O Alves dos Reis do Estado Novo

Por João Cerqueira Escritor Num recente encontro de forças reaccionárias e saudosistas, um obscuro historiador chamado Nuno Palma, com o banal currículo de professor associado no Departamento de Economia da Universidade de Manchester, investigador do ICS da Universidade de Lisboa, investigador afiliado do CEPR e outras tretas, ousou afirmar que o Estado Novo aproximou o…

Por João Cerqueira

Escritor

Num recente encontro de forças reaccionárias e saudosistas, um obscuro historiador chamado Nuno Palma, com o banal currículo de professor associado no Departamento de Economia da Universidade de Manchester, investigador do ICS da Universidade de Lisboa, investigador afiliado do CEPR e outras tretas, ousou afirmar que o Estado Novo aproximou o país da Europa, reduziu o analfabetismo e a mortalidade infantil. Em suma, após imensos prodígios o Estado Novo desenvolveu Portugal. É certo que também disse que o Estado Novo era uma ditadura, mas foi para disfarçar os seus reais intentos de falsificação e branqueamento da História.

Se há quem negue o Holocausto nazi, também há quem invente coisas. Uns inventam genocídios na União Soviética, na China, na Coreia do Norte e noutros países comunistas, o senhor Palma inventa um paraíso durante o Estado Novo. Para lá da falta de ética, é uma questão de mau gosto.

Como seria de esperar, vários democratas, entre os quais genuínos historiadores, reagiram contra esta despudorada apologia do Fascismo e deram uma lição ao senhor Palma. Sem grande esforço, mas com imenso donaire, terçaram armas contra o seu chorrilho de mentiras, desmentiram-no, envergonharam-no e, por fim, calaram-no. Felizmente, a nossa robusta democracia possui guardiões que zelam pela verdade histórica impedindo que o povo seja confundido; e sempre que aparece algum senhor Palma é imediatamente desfeiteado. Tratou-se de um gesto nobre, mas poderiam até nem se dignar responder-lhe pois está na internet e nas redes sociais que o Estado Novo só trouxe desgraça a Portugal. Ou seja, a verdade à distância de um clique.

No entanto, o acto do senhor Palma revela uma possibilidade sinistra que deveria preocupar todos os democratas, antifascistas, defensores da verdade, pessoas de bem e bons chefes de família.

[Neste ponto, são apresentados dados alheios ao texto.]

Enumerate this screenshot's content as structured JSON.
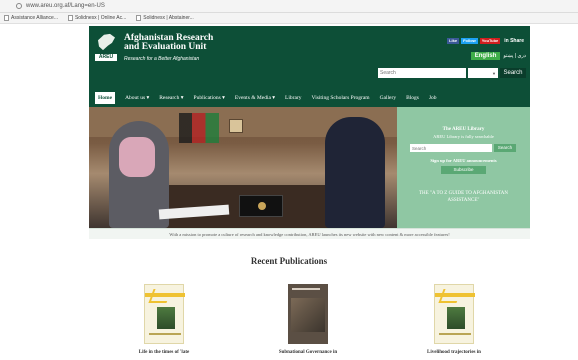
{
  "browser": {
    "url": "www.areu.org.af/Lang=en-US",
    "bookmarks": [
      "Assistance Alliance...",
      "Solidnesx | Online Ac...",
      "Solidnesx | Abstainer..."
    ]
  },
  "header": {
    "logo_label": "AREU",
    "title_line1": "Afghanistan Research",
    "title_line2": "and Evaluation Unit",
    "tagline": "Research for a Better Afghanistan",
    "social": [
      "Like",
      "Follow",
      "YouTube",
      "in Share"
    ],
    "lang_en": "English",
    "lang_other": "دری | پښتو",
    "search_placeholder": "Search",
    "search_select": "All",
    "search_button": "Search"
  },
  "nav": {
    "items": [
      "Home",
      "About us ▾",
      "Research ▾",
      "Publications ▾",
      "Events & Media ▾",
      "Library",
      "Visiting Scholars Program",
      "Gallery",
      "Blogs",
      "Job"
    ]
  },
  "library": {
    "title": "The AREU Library",
    "subtitle": "AREU Library is fully searchable",
    "search_placeholder": "Search",
    "search_button": "Search",
    "signup": "Sign up for AREU announcements",
    "subscribe": "Subscribe",
    "promo": "THE \"A TO Z GUIDE TO AFGHANISTAN ASSISTANCE\""
  },
  "mission": "With a mission to promote a culture of research and knowledge contribution, AREU launches its new website with new content & more accessible features!",
  "recent": {
    "title": "Recent Publications",
    "items": [
      {
        "caption": "Life in the times of 'late"
      },
      {
        "caption": "Subnational Governance in"
      },
      {
        "caption": "Livelihood trajectories in"
      }
    ]
  },
  "colors": {
    "brand_green": "#0d4f37",
    "library_green": "#8fc7a3",
    "english_button": "#3fae49"
  }
}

Imagine-se que daqui a 50 anos aparece outro Alves dos Reis da História e, num novo encontro de forças reaccionárias, começa a debitar aleivosias do seguinte calibre:

«entre 2005 e 2011, o governo socialista de José Sócrates, ao contrário do Estado Novo, empobreceu e atrasou Portugal num processo de degradação política, financeira e moral que culminou numa bancarrota, um pedido de auxílio internacional, a vinda de uma Troika que ditou condições humilhantes ao país para lhe emprestar dinheiro e, três anos depois, a prisão desse ex-primeiro ministro.»

Ora, como se pode ver na internet e nas redes sociais não foi bem assim que as coisas se passaram. A verdade histórica impõe que se diga que houve um tal Passos Coelho que planeou tudo isto, que o seu partido forçou a vinda da Troika, e que magistrados, polícias reaccionários e antigos Pides prenderam injustamente o Dr. Sócrates.

Como se vê, estes Alves dos Reis são muito perigosos. A psiquiatria considera que estas pessoas padecem de um transtorno delirante que os leva a acreditar em algo que não existe e a distorcer a realidade. No caso do senhor Palma, parece tratar-se de um delírio de tipo erotomaníaco que o leva a crer que o Estado Novo, ou talvez a governanta de Salazar, está apaixonada por ele. Como tal, para corresponder a essa paixão insana, fantasia prodígios sobre o regime.

 O que é uma pena, porque enquanto manipula os dados relativos ao Estado Novo, não consegue ver os dados actuais que, esses sim, mostram Portugal prestes a tornar-se no país mais rico e desenvolvido da UE.